Attention-Informed Surrogates for Navigating Power-Performance Trade-offs in HPC
Ashna Nawar Ahmed, Banooqa Banday, Terry Jones, Tanzima Z. Islam
TL;DR
Addresses HPC scheduling by balancing job runtime and power using a surrogate-driven MOBO framework. Employs attention-based embeddings via TabNet and intelligent sample acquisition to learn robust surrogates from noisy telemetry, improving hypervolume $HV$ of Pareto fronts. Demonstrates on two production HPC traces PM100 and Adastra that the method achieves higher $HV$ Pareto fronts and reduces training costs compared with baselines.
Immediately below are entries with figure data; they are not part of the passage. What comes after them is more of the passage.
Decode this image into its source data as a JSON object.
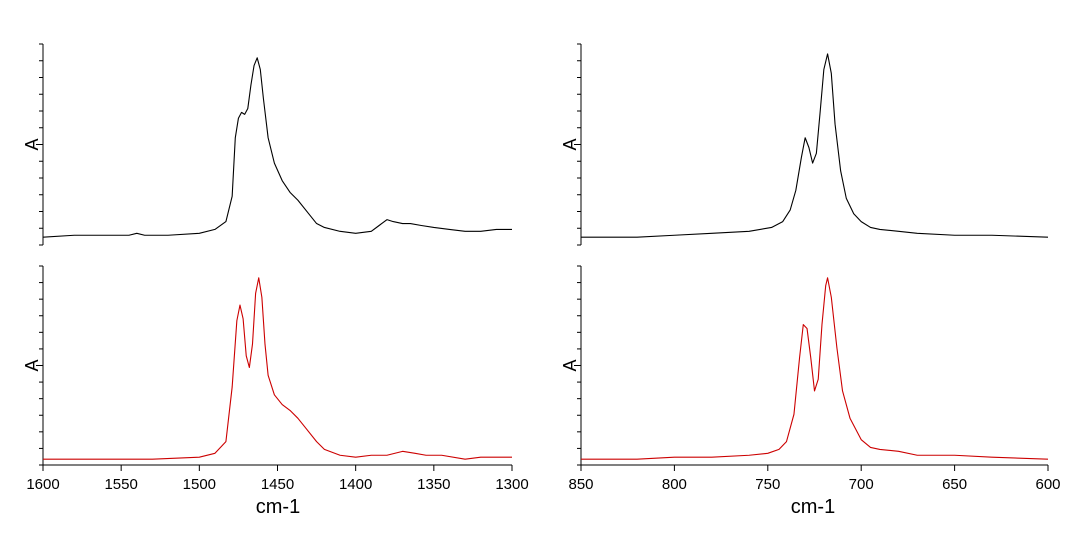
{
  "chart_data": [
    {
      "type": "line",
      "xlabel": "cm-1",
      "ylabel": "A",
      "xlim": [
        1600,
        1300
      ],
      "x_reversed": true,
      "xticks": [
        1600,
        1550,
        1500,
        1450,
        1400,
        1350,
        1300
      ],
      "y_scale": "relative absorbance (0-1)",
      "series": [
        {
          "color": "#000000",
          "points": [
            [
              1600,
              0.04
            ],
            [
              1580,
              0.05
            ],
            [
              1560,
              0.05
            ],
            [
              1545,
              0.05
            ],
            [
              1540,
              0.06
            ],
            [
              1535,
              0.05
            ],
            [
              1520,
              0.05
            ],
            [
              1500,
              0.06
            ],
            [
              1490,
              0.08
            ],
            [
              1483,
              0.12
            ],
            [
              1479,
              0.25
            ],
            [
              1477,
              0.55
            ],
            [
              1475,
              0.65
            ],
            [
              1473,
              0.68
            ],
            [
              1471,
              0.67
            ],
            [
              1469,
              0.7
            ],
            [
              1467,
              0.82
            ],
            [
              1465,
              0.92
            ],
            [
              1463,
              0.96
            ],
            [
              1461,
              0.9
            ],
            [
              1459,
              0.75
            ],
            [
              1456,
              0.55
            ],
            [
              1452,
              0.42
            ],
            [
              1447,
              0.33
            ],
            [
              1442,
              0.27
            ],
            [
              1437,
              0.23
            ],
            [
              1430,
              0.16
            ],
            [
              1425,
              0.11
            ],
            [
              1420,
              0.09
            ],
            [
              1410,
              0.07
            ],
            [
              1400,
              0.06
            ],
            [
              1390,
              0.07
            ],
            [
              1385,
              0.1
            ],
            [
              1380,
              0.13
            ],
            [
              1376,
              0.12
            ],
            [
              1370,
              0.11
            ],
            [
              1365,
              0.11
            ],
            [
              1358,
              0.1
            ],
            [
              1350,
              0.09
            ],
            [
              1340,
              0.08
            ],
            [
              1330,
              0.07
            ],
            [
              1320,
              0.07
            ],
            [
              1310,
              0.08
            ],
            [
              1300,
              0.08
            ]
          ]
        },
        {
          "color": "#cc0000",
          "points": [
            [
              1600,
              0.03
            ],
            [
              1560,
              0.03
            ],
            [
              1530,
              0.03
            ],
            [
              1500,
              0.04
            ],
            [
              1490,
              0.06
            ],
            [
              1483,
              0.12
            ],
            [
              1479,
              0.4
            ],
            [
              1476,
              0.74
            ],
            [
              1474,
              0.82
            ],
            [
              1472,
              0.75
            ],
            [
              1470,
              0.56
            ],
            [
              1468,
              0.5
            ],
            [
              1466,
              0.62
            ],
            [
              1464,
              0.88
            ],
            [
              1462,
              0.96
            ],
            [
              1460,
              0.86
            ],
            [
              1458,
              0.62
            ],
            [
              1456,
              0.46
            ],
            [
              1452,
              0.36
            ],
            [
              1447,
              0.31
            ],
            [
              1442,
              0.28
            ],
            [
              1437,
              0.24
            ],
            [
              1432,
              0.19
            ],
            [
              1425,
              0.12
            ],
            [
              1420,
              0.08
            ],
            [
              1410,
              0.05
            ],
            [
              1400,
              0.04
            ],
            [
              1390,
              0.05
            ],
            [
              1380,
              0.05
            ],
            [
              1370,
              0.07
            ],
            [
              1362,
              0.06
            ],
            [
              1355,
              0.05
            ],
            [
              1345,
              0.05
            ],
            [
              1330,
              0.03
            ],
            [
              1320,
              0.04
            ],
            [
              1310,
              0.04
            ],
            [
              1300,
              0.04
            ]
          ]
        }
      ]
    },
    {
      "type": "line",
      "xlabel": "cm-1",
      "ylabel": "A",
      "xlim": [
        850,
        600
      ],
      "x_reversed": true,
      "xticks": [
        850,
        800,
        750,
        700,
        650,
        600
      ],
      "y_scale": "relative absorbance (0-1)",
      "series": [
        {
          "color": "#000000",
          "points": [
            [
              850,
              0.04
            ],
            [
              820,
              0.04
            ],
            [
              800,
              0.05
            ],
            [
              780,
              0.06
            ],
            [
              760,
              0.07
            ],
            [
              748,
              0.09
            ],
            [
              742,
              0.12
            ],
            [
              738,
              0.18
            ],
            [
              735,
              0.28
            ],
            [
              732,
              0.45
            ],
            [
              730,
              0.55
            ],
            [
              728,
              0.5
            ],
            [
              726,
              0.42
            ],
            [
              724,
              0.47
            ],
            [
              722,
              0.68
            ],
            [
              720,
              0.9
            ],
            [
              718,
              0.98
            ],
            [
              716,
              0.88
            ],
            [
              714,
              0.62
            ],
            [
              711,
              0.38
            ],
            [
              708,
              0.24
            ],
            [
              704,
              0.16
            ],
            [
              700,
              0.12
            ],
            [
              695,
              0.09
            ],
            [
              690,
              0.08
            ],
            [
              680,
              0.07
            ],
            [
              670,
              0.06
            ],
            [
              650,
              0.05
            ],
            [
              630,
              0.05
            ],
            [
              600,
              0.04
            ]
          ]
        },
        {
          "color": "#cc0000",
          "points": [
            [
              850,
              0.03
            ],
            [
              820,
              0.03
            ],
            [
              800,
              0.04
            ],
            [
              780,
              0.04
            ],
            [
              760,
              0.05
            ],
            [
              750,
              0.06
            ],
            [
              744,
              0.08
            ],
            [
              740,
              0.12
            ],
            [
              736,
              0.26
            ],
            [
              733,
              0.55
            ],
            [
              731,
              0.72
            ],
            [
              729,
              0.7
            ],
            [
              727,
              0.55
            ],
            [
              725,
              0.38
            ],
            [
              723,
              0.44
            ],
            [
              721,
              0.72
            ],
            [
              719,
              0.92
            ],
            [
              718,
              0.96
            ],
            [
              716,
              0.86
            ],
            [
              713,
              0.6
            ],
            [
              710,
              0.38
            ],
            [
              706,
              0.24
            ],
            [
              700,
              0.13
            ],
            [
              695,
              0.09
            ],
            [
              690,
              0.08
            ],
            [
              680,
              0.07
            ],
            [
              670,
              0.05
            ],
            [
              650,
              0.05
            ],
            [
              630,
              0.04
            ],
            [
              600,
              0.03
            ]
          ]
        }
      ]
    }
  ]
}
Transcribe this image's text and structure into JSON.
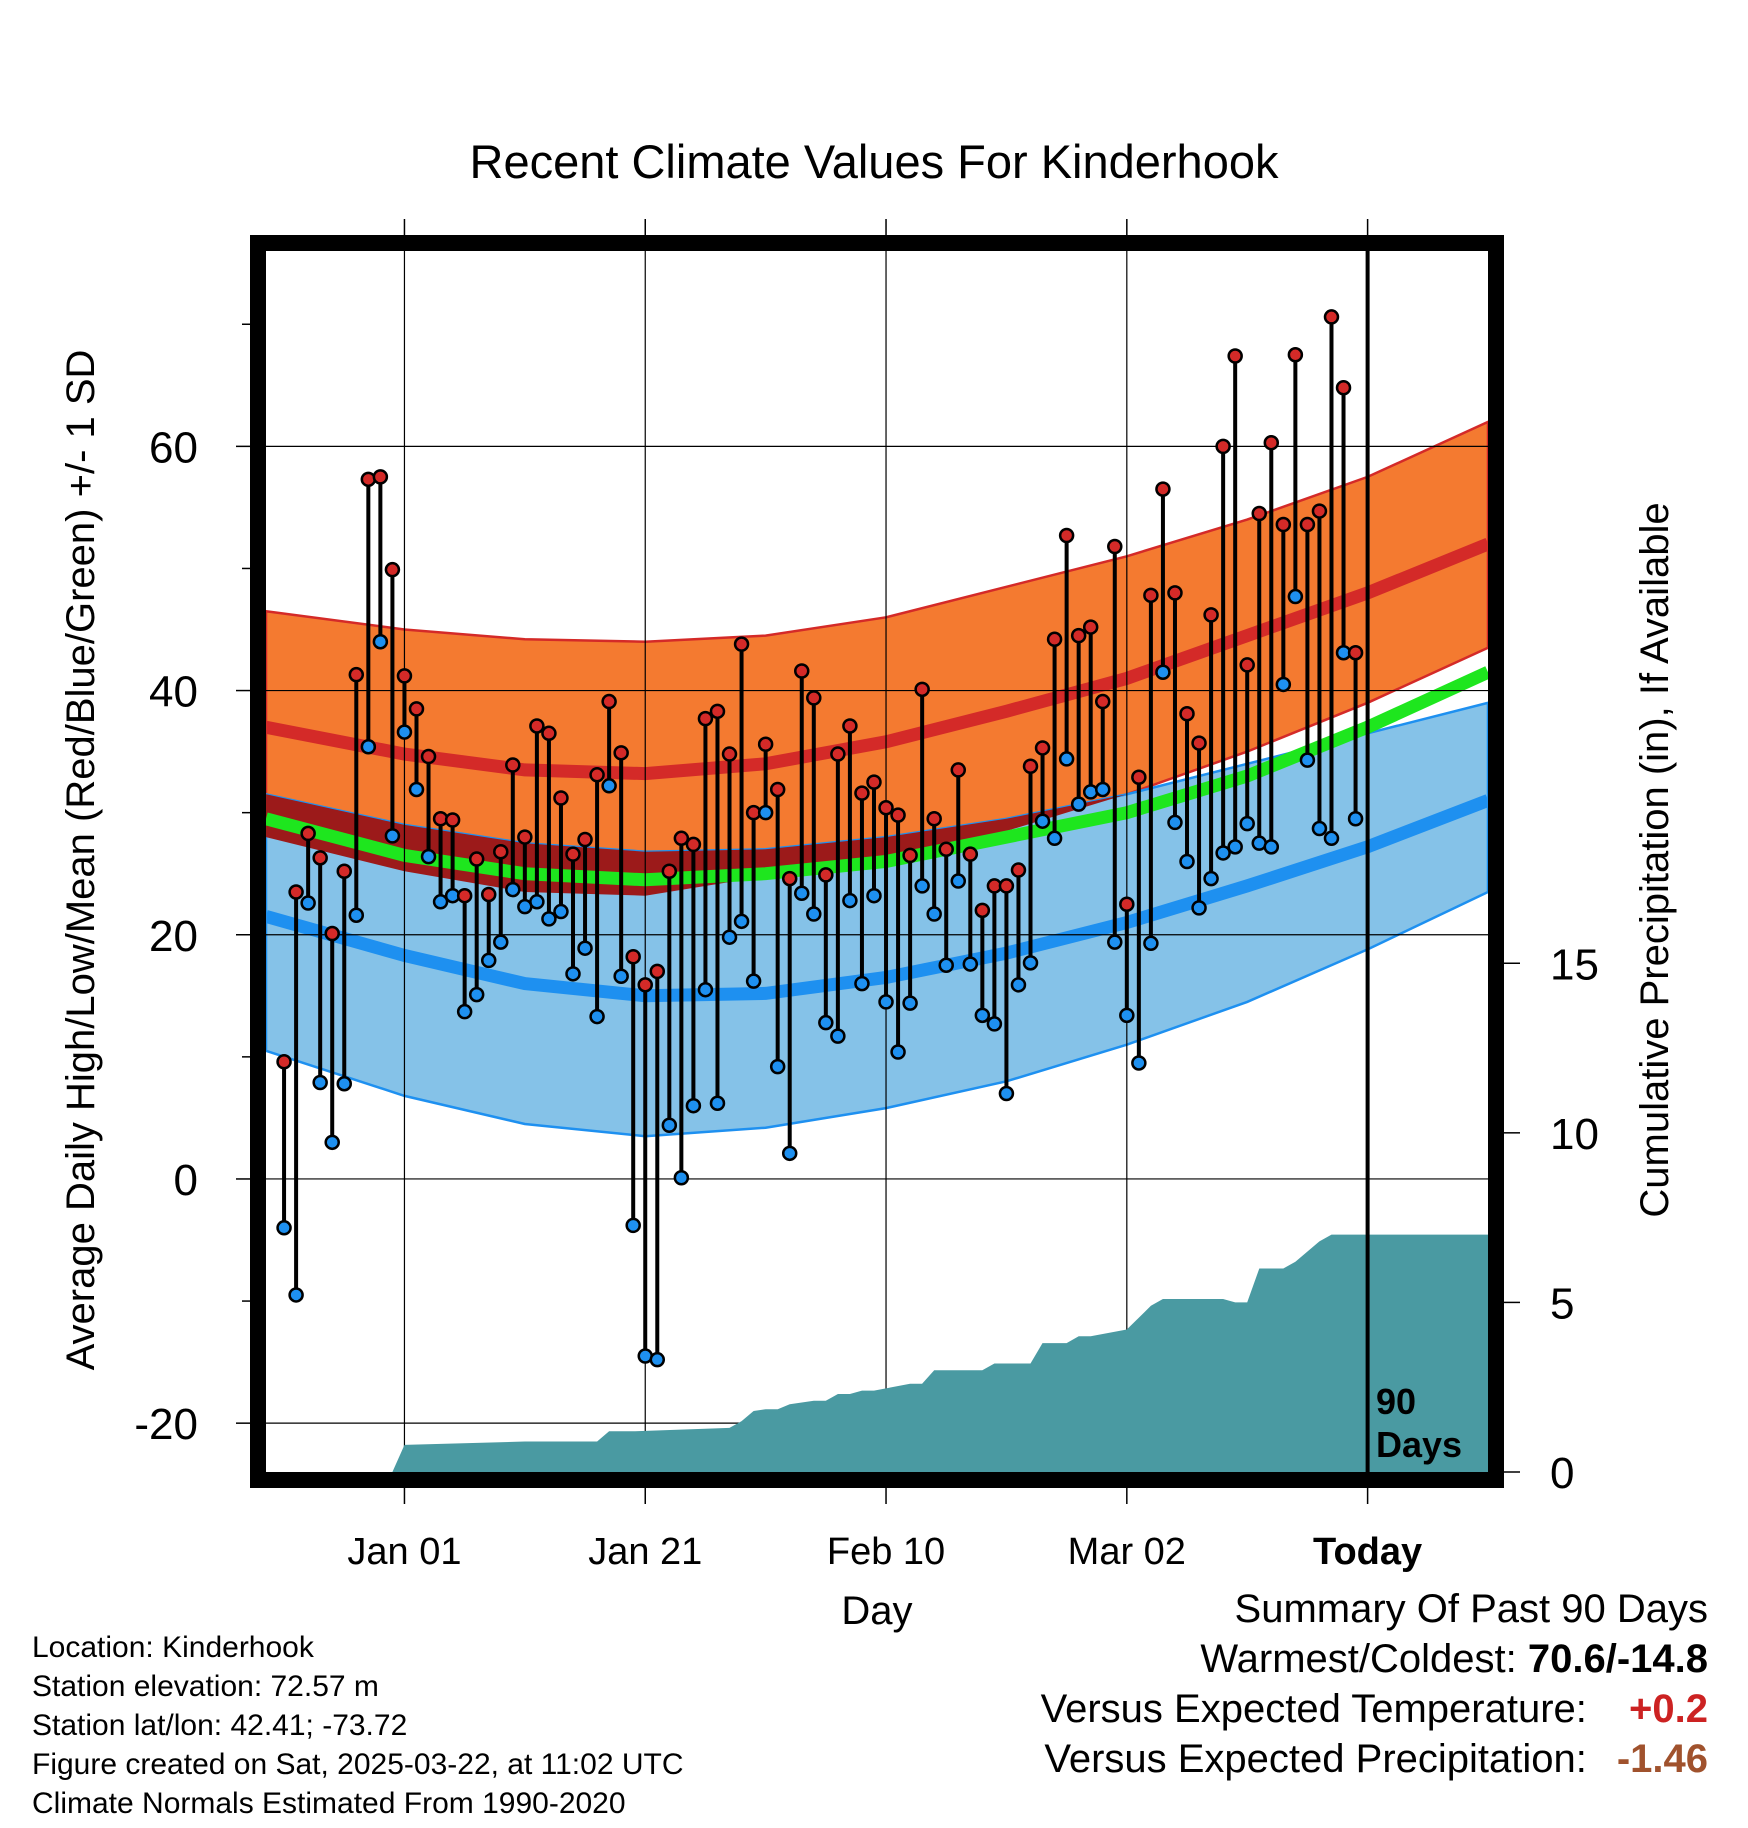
{
  "chart_data": {
    "type": "line",
    "title": "Recent Climate Values For Kinderhook",
    "xlabel": "Day",
    "ylabel_left": "Average Daily High/Low/Mean (Red/Blue/Green) +/- 1 SD",
    "ylabel_right": "Cumulative Precipitation (in), If Available",
    "xlim": [
      -11.5,
      90
    ],
    "ylim": [
      -24,
      76
    ],
    "ylim_right": [
      0,
      36
    ],
    "x_ticks": [
      {
        "x": 0,
        "label": "Jan 01"
      },
      {
        "x": 20,
        "label": "Jan 21"
      },
      {
        "x": 40,
        "label": "Feb 10"
      },
      {
        "x": 60,
        "label": "Mar 02"
      },
      {
        "x": 80,
        "label": "Today"
      }
    ],
    "y_ticks": [
      {
        "y": -20,
        "label": "-20"
      },
      {
        "y": 0,
        "label": "0"
      },
      {
        "y": 20,
        "label": "20"
      },
      {
        "y": 40,
        "label": "40"
      },
      {
        "y": 60,
        "label": "60"
      }
    ],
    "y_ticks_right": [
      {
        "y": 0,
        "label": "0"
      },
      {
        "y": 5,
        "label": "5"
      },
      {
        "y": 10,
        "label": "10"
      },
      {
        "y": 15,
        "label": "15"
      }
    ],
    "today_x": 80,
    "today_label_line1": "90",
    "today_label_line2": "Days",
    "normal_x": [
      -11.5,
      0,
      10,
      20,
      30,
      40,
      50,
      60,
      70,
      80,
      90
    ],
    "normal_high": [
      37.0,
      34.8,
      33.5,
      33.2,
      34.0,
      35.8,
      38.3,
      41.0,
      44.5,
      48.0,
      52.0
    ],
    "normal_high_upper": [
      46.5,
      45.0,
      44.2,
      44.0,
      44.5,
      46.0,
      48.5,
      51.0,
      54.0,
      57.5,
      62.0
    ],
    "normal_high_lower": [
      28.0,
      25.2,
      23.5,
      23.2,
      24.8,
      26.5,
      28.5,
      31.5,
      35.0,
      39.0,
      43.5
    ],
    "normal_mean": [
      29.5,
      26.5,
      25.0,
      24.5,
      25.0,
      26.0,
      28.0,
      30.0,
      33.0,
      37.0,
      41.5
    ],
    "normal_low": [
      21.5,
      18.3,
      16.0,
      15.0,
      15.2,
      16.5,
      18.5,
      21.0,
      24.0,
      27.2,
      31.0
    ],
    "normal_low_upper": [
      31.5,
      29.0,
      27.5,
      26.8,
      27.0,
      28.0,
      29.5,
      31.5,
      34.0,
      36.5,
      39.0
    ],
    "normal_low_lower": [
      10.5,
      6.8,
      4.5,
      3.5,
      4.2,
      5.8,
      8.0,
      11.0,
      14.5,
      18.8,
      23.5
    ],
    "daily_x": [
      -10,
      -9,
      -8,
      -7,
      -6,
      -5,
      -4,
      -3,
      -2,
      -1,
      0,
      1,
      2,
      3,
      4,
      5,
      6,
      7,
      8,
      9,
      10,
      11,
      12,
      13,
      14,
      15,
      16,
      17,
      18,
      19,
      20,
      21,
      22,
      23,
      24,
      25,
      26,
      27,
      28,
      29,
      30,
      31,
      32,
      33,
      34,
      35,
      36,
      37,
      38,
      39,
      40,
      41,
      42,
      43,
      44,
      45,
      46,
      47,
      48,
      49,
      50,
      51,
      52,
      53,
      54,
      55,
      56,
      57,
      58,
      59,
      60,
      61,
      62,
      63,
      64,
      65,
      66,
      67,
      68,
      69,
      70,
      71,
      72,
      73,
      74,
      75,
      76,
      77,
      78,
      79
    ],
    "daily_high": [
      9.6,
      23.5,
      28.3,
      26.3,
      20.1,
      25.2,
      41.3,
      57.3,
      57.5,
      49.9,
      41.2,
      38.5,
      34.6,
      29.5,
      29.4,
      23.2,
      26.2,
      23.3,
      26.8,
      33.9,
      28.0,
      37.1,
      36.5,
      31.2,
      26.6,
      27.8,
      33.1,
      39.1,
      34.9,
      18.2,
      15.9,
      17.0,
      25.2,
      27.9,
      27.4,
      37.7,
      38.3,
      34.8,
      43.8,
      30.0,
      35.6,
      31.9,
      24.6,
      41.6,
      39.4,
      24.9,
      34.8,
      37.1,
      31.6,
      32.5,
      30.4,
      29.8,
      26.5,
      40.1,
      29.5,
      27.0,
      33.5,
      26.6,
      22.0,
      24.0,
      24.0,
      25.3,
      33.8,
      35.3,
      44.2,
      52.7,
      44.5,
      45.2,
      39.1,
      51.8,
      22.5,
      32.9,
      47.8,
      56.5,
      48.0,
      38.1,
      35.7,
      46.2,
      60.0,
      67.4,
      42.1,
      54.5,
      60.3,
      53.6,
      67.5,
      53.6,
      54.7,
      70.6,
      64.8,
      43.1
    ],
    "daily_low": [
      -4.0,
      -9.5,
      22.6,
      7.9,
      3.0,
      7.8,
      21.6,
      35.4,
      44.0,
      28.1,
      36.6,
      31.9,
      26.4,
      22.7,
      23.2,
      13.7,
      15.1,
      17.9,
      19.4,
      23.7,
      22.3,
      22.7,
      21.3,
      21.9,
      16.8,
      18.9,
      13.3,
      32.2,
      16.6,
      -3.8,
      -14.5,
      -14.8,
      4.4,
      0.1,
      6.0,
      15.5,
      6.2,
      19.8,
      21.1,
      16.2,
      30.0,
      9.2,
      2.1,
      23.4,
      21.7,
      12.8,
      11.7,
      22.8,
      16.0,
      23.2,
      14.5,
      10.4,
      14.4,
      24.0,
      21.7,
      17.5,
      24.4,
      17.6,
      13.4,
      12.7,
      7.0,
      15.9,
      17.7,
      29.3,
      27.9,
      34.4,
      30.7,
      31.7,
      31.9,
      19.4,
      13.4,
      9.5,
      19.3,
      41.5,
      29.2,
      26.0,
      22.2,
      24.6,
      26.7,
      27.2,
      29.1,
      27.5,
      27.2,
      40.5,
      47.7,
      34.3,
      28.7,
      27.9,
      43.1,
      29.5
    ],
    "precip_x": [
      -11.5,
      -1,
      0,
      10,
      16,
      17,
      19,
      27,
      28,
      29,
      30,
      31,
      32,
      34,
      35,
      36,
      37,
      38,
      39,
      42,
      43,
      44,
      46,
      48,
      49,
      50,
      52,
      53,
      54,
      55,
      56,
      57,
      60,
      62,
      63,
      68,
      69,
      70,
      71,
      73,
      74,
      76,
      77,
      90
    ],
    "precip_cum": [
      0,
      0,
      0.8,
      0.9,
      0.9,
      1.2,
      1.2,
      1.3,
      1.5,
      1.8,
      1.85,
      1.85,
      2.0,
      2.1,
      2.1,
      2.3,
      2.3,
      2.4,
      2.4,
      2.6,
      2.6,
      3.0,
      3.0,
      3.0,
      3.2,
      3.2,
      3.2,
      3.8,
      3.8,
      3.8,
      4.0,
      4.0,
      4.2,
      4.9,
      5.1,
      5.1,
      5.0,
      5.0,
      6.0,
      6.0,
      6.2,
      6.8,
      7.0,
      7.0
    ]
  },
  "meta": {
    "location": "Location: Kinderhook",
    "elevation": "Station elevation: 72.57 m",
    "latlon": "Station lat/lon: 42.41; -73.72",
    "created": "Figure created on Sat, 2025-03-22, at 11:02 UTC",
    "normals": "Climate Normals Estimated From 1990-2020"
  },
  "summary": {
    "heading": "Summary Of Past 90 Days",
    "extremes_label": "Warmest/Coldest:",
    "extremes_value": "70.6/-14.8",
    "temp_label": "Versus Expected Temperature:",
    "temp_value": "+0.2",
    "precip_label": "Versus Expected Precipitation:",
    "precip_value": "-1.46"
  },
  "colors": {
    "high_band": "#f47a30",
    "high_line": "#d42a28",
    "high_overlap": "#9c1a1a",
    "mean_line": "#1ee61e",
    "low_band": "#85c2e8",
    "low_line": "#1e90f0",
    "precip_fill": "#4a9aa2",
    "high_dot": "#d42a28",
    "low_dot": "#1e90f0"
  }
}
Provides a data-efficient, end-to-end pipeline ready for integration into next-generation HPC schedulers to enable multi-objective optimization in production workloads.
Abstract
High-Performance Computing (HPC) schedulers must balance user performance with facility-wide resource constraints. The task boils down to selecting the optimal number of nodes for a given job. We present a surrogate-assisted multi-objective Bayesian optimization (MOBO) framework to automate this complex decision. Our core hypothesis is that surrogate models informed by attention-based embeddings of job telemetry can capture performance dynamics more effectively than standard regression techniques. We pair this with an intelligent sample acquisition strategy to ensure the approach is data-efficient. On two production HPC datasets, our embedding-informed method consistently identified higher-quality Pareto fronts of runtime-power trade-offs compared to baselines. Furthermore, our intelligent data sampling strategy drastically reduced training costs while improving the stability of the results. To our knowledge, this is the first work to successfully apply embedding-informed surrogates in a MOBO framework to the HPC scheduling problem, jointly optimizing for performance and power on production workloads.